Quote:
Originally Posted by
prosciencemum 
Actually we had a thread discussing one a while back:
Thread: http://www.mothering.com/community/t/1353634/vaxxed-vs-unvaxxed-study/20
Study: http://www.ncbi.nlm.nih.gov/pmc/articles/PMC3057555/
The sample size really needs to be larger, but it appears to show there is not be a major difference between vaxxed and unvaxxed kids in terms of the chronic things they looked at (excema, asthma etc), while there is a obviously a detectable difference in the rates of VPDs. So to my mind that one demonstrates that ignoring VPDs unvaxxed kids are not significantly healthier than vaxxed, and including VPDs they are actually less healthy overall.
I hope this will be repeated with a larger sample size. It is very important to keep looking for these effects, at the least to reassure parents they don't exist and there is no reason to avoid vaccines (except in rare cases of allergies to ingredients or other medical reasons to avoid them).
That study was so seriously flawed, it's useless:
"Children and adolescents were defined as unvaccinated if at the time of the KiGGS survey no documentation existed for any vaccination against diphtheria, pertussis, tetanus, Haemophilus influenzae type b, hepatitis B, poliomyelitis, measles, mumps, or rubella. By contrast, children who had by then received at least one vaccination according to their vaccination card were categorized as vaccinated."
In other words, an eight-year-old with, say, ONE vaccination in his life, would be in the same category as a 1-year-old who had received vaccines for diphtheria, pertussis, tetanus, Hib, Hep B, polio, measles, mumps and rubella.

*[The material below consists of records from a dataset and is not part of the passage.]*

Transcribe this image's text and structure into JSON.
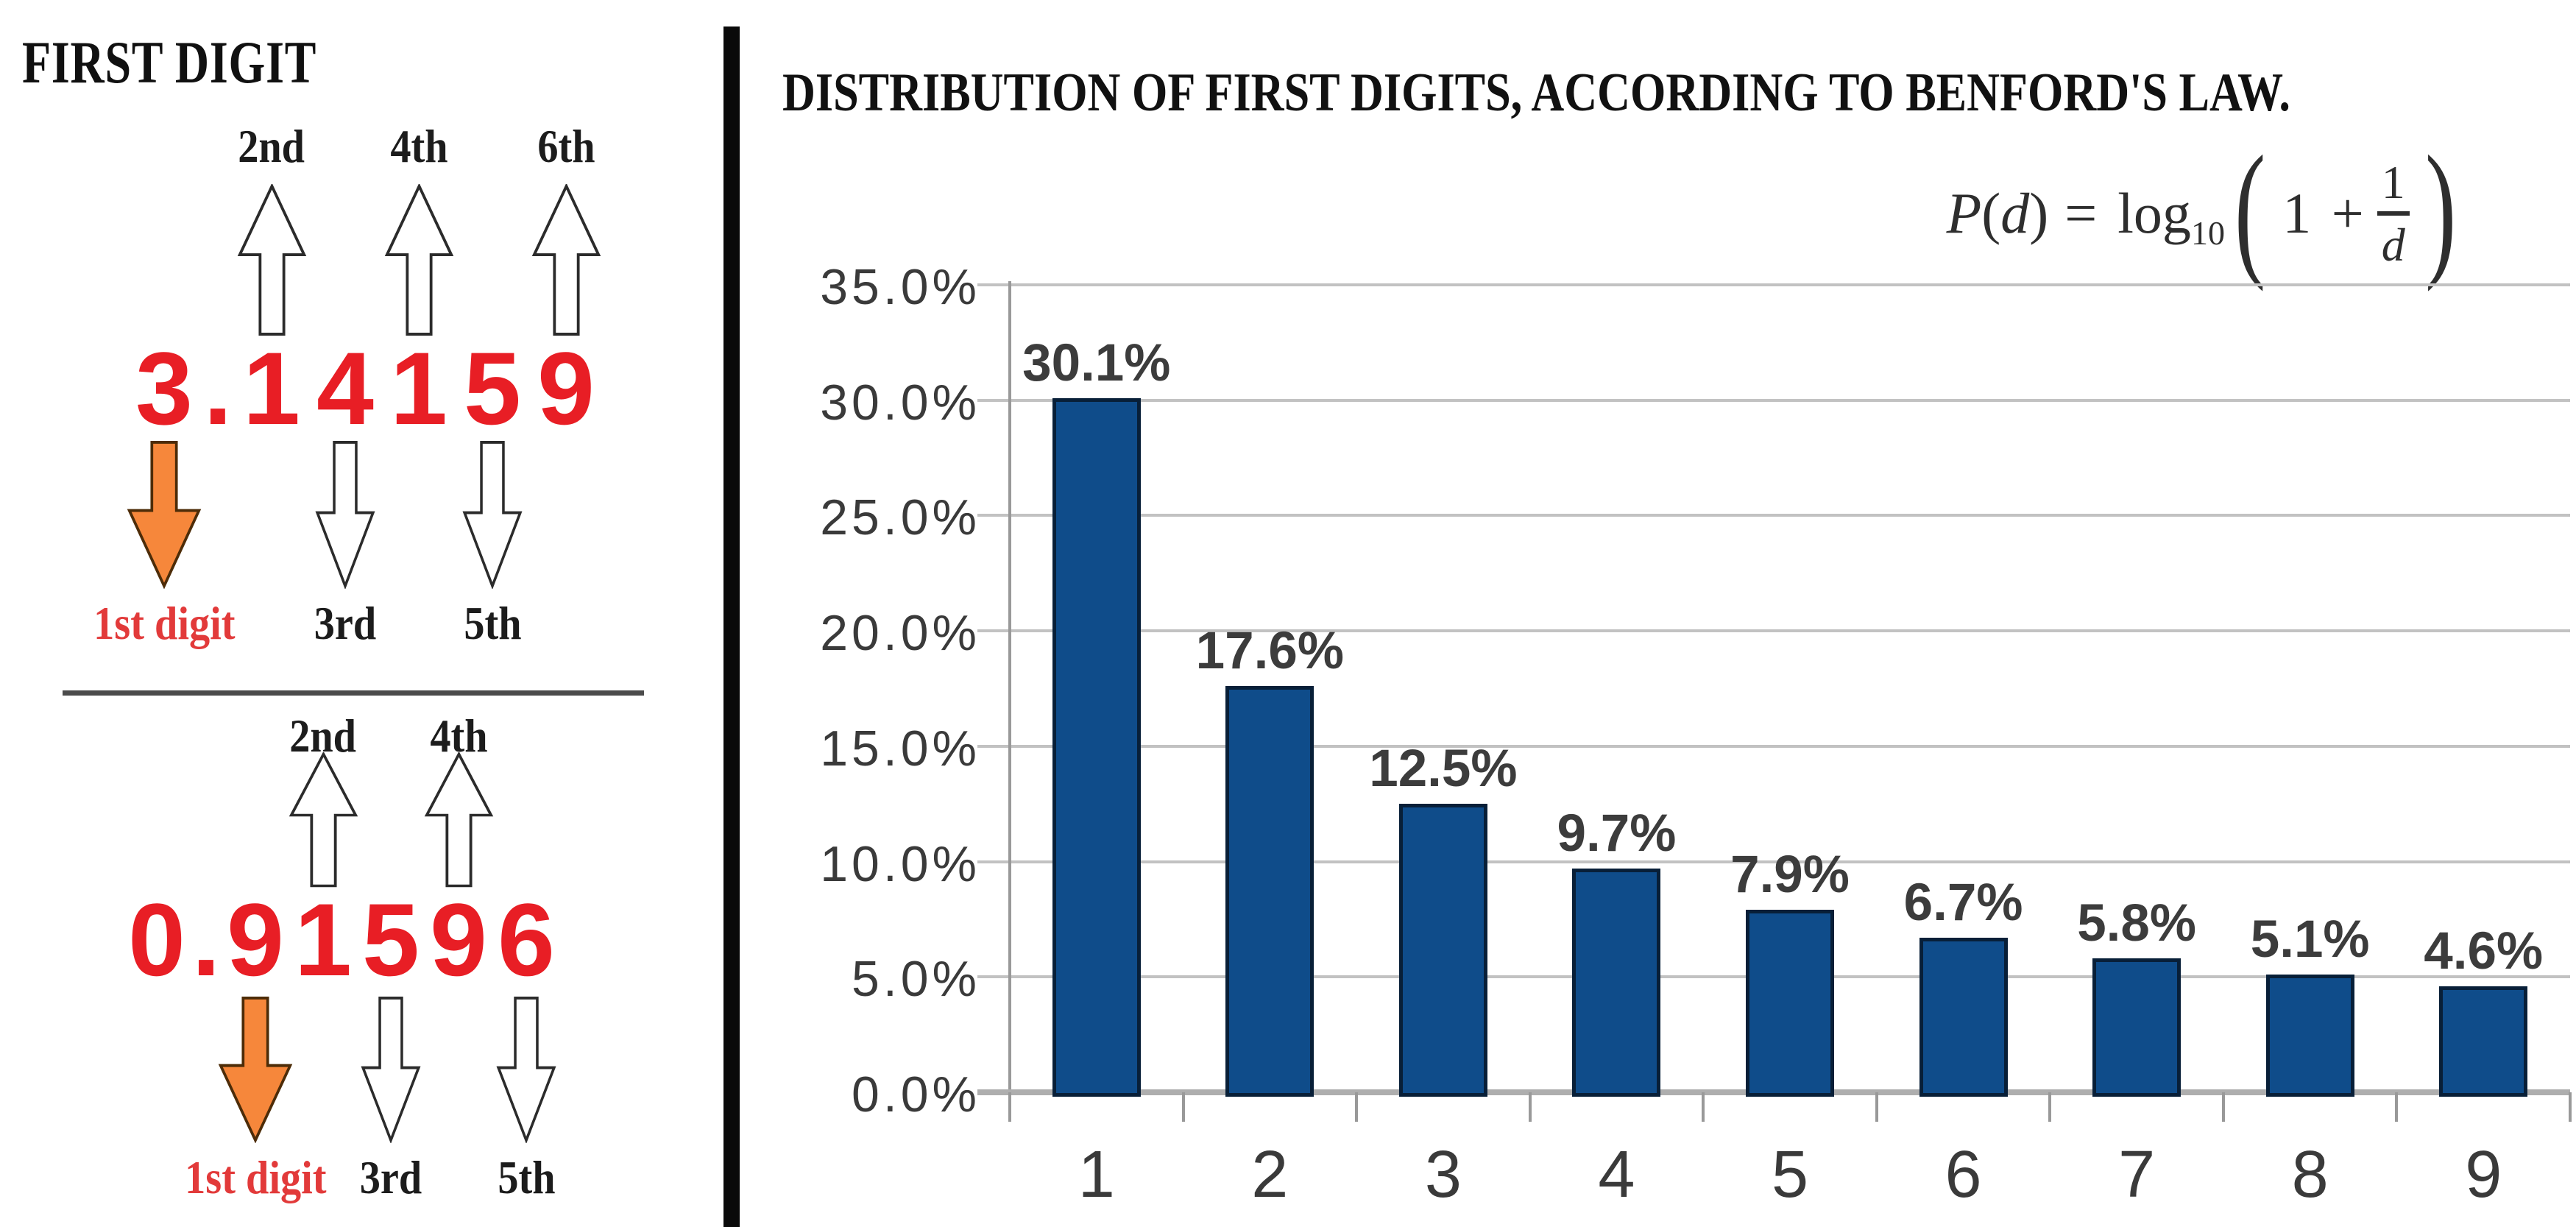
{
  "left_panel": {
    "title": "FIRST DIGIT",
    "first_digit_label": "1st digit",
    "examples": [
      {
        "name": "pi-example",
        "tokens": [
          {
            "ch": "3",
            "marker": "first"
          },
          {
            "ch": ".",
            "marker": "none"
          },
          {
            "ch": "1",
            "marker": "up",
            "label": "2nd"
          },
          {
            "ch": "4",
            "marker": "down",
            "label": "3rd"
          },
          {
            "ch": "1",
            "marker": "up",
            "label": "4th"
          },
          {
            "ch": "5",
            "marker": "down",
            "label": "5th"
          },
          {
            "ch": "9",
            "marker": "up",
            "label": "6th"
          }
        ]
      },
      {
        "name": "decimal-example",
        "tokens": [
          {
            "ch": "0",
            "marker": "none"
          },
          {
            "ch": ".",
            "marker": "none"
          },
          {
            "ch": "9",
            "marker": "first"
          },
          {
            "ch": "1",
            "marker": "up",
            "label": "2nd"
          },
          {
            "ch": "5",
            "marker": "down",
            "label": "3rd"
          },
          {
            "ch": "9",
            "marker": "up",
            "label": "4th"
          },
          {
            "ch": "6",
            "marker": "down",
            "label": "5th"
          }
        ]
      }
    ]
  },
  "chart": {
    "formula": {
      "lhs": "P",
      "lparen": "(",
      "arg": "d",
      "rparen": ")",
      "eq": "=",
      "func": "log",
      "sub": "10",
      "big_lparen": "(",
      "one_plus": "1 +",
      "num": "1",
      "den": "d",
      "big_rparen": ")"
    }
  },
  "chart_data": {
    "type": "bar",
    "title": "DISTRIBUTION OF FIRST DIGITS, ACCORDING TO BENFORD'S LAW.",
    "formula_text": "P(d) = log10(1 + 1/d)",
    "categories": [
      "1",
      "2",
      "3",
      "4",
      "5",
      "6",
      "7",
      "8",
      "9"
    ],
    "values": [
      30.1,
      17.6,
      12.5,
      9.7,
      7.9,
      6.7,
      5.8,
      5.1,
      4.6
    ],
    "bar_labels": [
      "30.1%",
      "17.6%",
      "12.5%",
      "9.7%",
      "7.9%",
      "6.7%",
      "5.8%",
      "5.1%",
      "4.6%"
    ],
    "y_ticks": [
      {
        "label": "35.0%",
        "value": 35
      },
      {
        "label": "30.0%",
        "value": 30
      },
      {
        "label": "25.0%",
        "value": 25
      },
      {
        "label": "20.0%",
        "value": 20
      },
      {
        "label": "15.0%",
        "value": 15
      },
      {
        "label": "10.0%",
        "value": 10
      },
      {
        "label": "5.0%",
        "value": 5
      },
      {
        "label": "0.0%",
        "value": 0
      }
    ],
    "ylim": [
      0,
      35
    ],
    "grid": "horizontal",
    "legend": "none",
    "xlabel": "",
    "ylabel": ""
  },
  "colors": {
    "bar_fill": "#0f4c8a",
    "bar_border": "#081f38",
    "digit_red": "#e81e25",
    "first_label_red": "#e23a3a",
    "arrow_orange": "#f6873b",
    "grid": "#c2c2c2",
    "axis": "#999999",
    "baseline": "#aeaeae",
    "divider": "#0a0a0a"
  }
}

They would both be considered "vaccinated," and their health outcomes (prevalence of thingslike eczema, asthma, and other autoimmune disroders that can be triggered/caused by vaccines) would be lumped together in comparison with unvaccinated children.

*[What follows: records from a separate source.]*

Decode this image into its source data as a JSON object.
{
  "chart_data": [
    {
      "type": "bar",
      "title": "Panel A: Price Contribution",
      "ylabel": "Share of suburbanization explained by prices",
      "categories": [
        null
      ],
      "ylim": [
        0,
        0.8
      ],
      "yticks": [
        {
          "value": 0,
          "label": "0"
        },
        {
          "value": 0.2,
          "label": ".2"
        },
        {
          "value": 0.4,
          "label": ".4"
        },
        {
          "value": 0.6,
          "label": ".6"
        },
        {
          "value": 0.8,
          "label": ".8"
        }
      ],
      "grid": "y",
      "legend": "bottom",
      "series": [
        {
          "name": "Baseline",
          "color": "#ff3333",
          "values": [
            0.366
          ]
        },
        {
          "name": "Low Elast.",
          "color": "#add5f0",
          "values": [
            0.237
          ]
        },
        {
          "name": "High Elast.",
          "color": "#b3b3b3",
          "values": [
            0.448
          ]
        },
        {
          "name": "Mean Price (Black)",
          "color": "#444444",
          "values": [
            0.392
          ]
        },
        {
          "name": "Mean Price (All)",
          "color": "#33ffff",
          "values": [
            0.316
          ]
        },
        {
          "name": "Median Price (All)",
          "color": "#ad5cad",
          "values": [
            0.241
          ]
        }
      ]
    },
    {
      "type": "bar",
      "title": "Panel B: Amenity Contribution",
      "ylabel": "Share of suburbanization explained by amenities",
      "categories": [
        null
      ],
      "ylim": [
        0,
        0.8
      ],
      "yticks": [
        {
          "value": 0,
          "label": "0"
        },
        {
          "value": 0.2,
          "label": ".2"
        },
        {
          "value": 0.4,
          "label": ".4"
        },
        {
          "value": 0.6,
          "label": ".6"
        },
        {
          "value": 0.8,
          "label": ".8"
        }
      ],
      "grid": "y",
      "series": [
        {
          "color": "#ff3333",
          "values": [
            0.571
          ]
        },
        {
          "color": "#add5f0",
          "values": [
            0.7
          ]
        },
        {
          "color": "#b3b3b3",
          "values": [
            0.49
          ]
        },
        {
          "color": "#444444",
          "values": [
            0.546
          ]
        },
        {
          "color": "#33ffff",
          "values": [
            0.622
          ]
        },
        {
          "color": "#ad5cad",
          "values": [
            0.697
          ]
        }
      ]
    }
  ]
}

That's a great way to get the perceived prevalence of such health problems down--add subjects to your group who would obviously have a lower prevalence.
Then compare 94 unvaccinated children with 13,359 children who have been given "at least one vaccine," with no stipulation as to the age when that (at least one" vaccine was received, nor how many others were given, how many were given at once, etc.
I didn't see any mention of what percentage of the 13,359 received more than one vaccine, nor did I see any mention of those who had been given hep B the day of birth, or those who had been given multiple combo vaccines on the same day. There was also no mention of which vaccines were preserved with thimerosal, or which vaccines contained alumunim.
I think I'd like to compare 94 children who have never been fed peanut butter sandwiches with 13,359 children who may have been fed one chicken breast cooked in peanut oil, may have been fed 1 peanut butter sandwich, may have eaten peanut butter sandwiches every day, or may have had mothers who ate peanuts while pregnant. We don't know how many of the officially peanut-exposed children fit into which subgroup. We also don't know if the 94 children came from mothers who ate peanuts while pregnant, or if they've ever eaten foods cooked in peanut oil. We just know that they didn't eat peanut butter sandwiches.
Think that will give us accurate data on the relationship to peanut allergies and exposure to peanuts?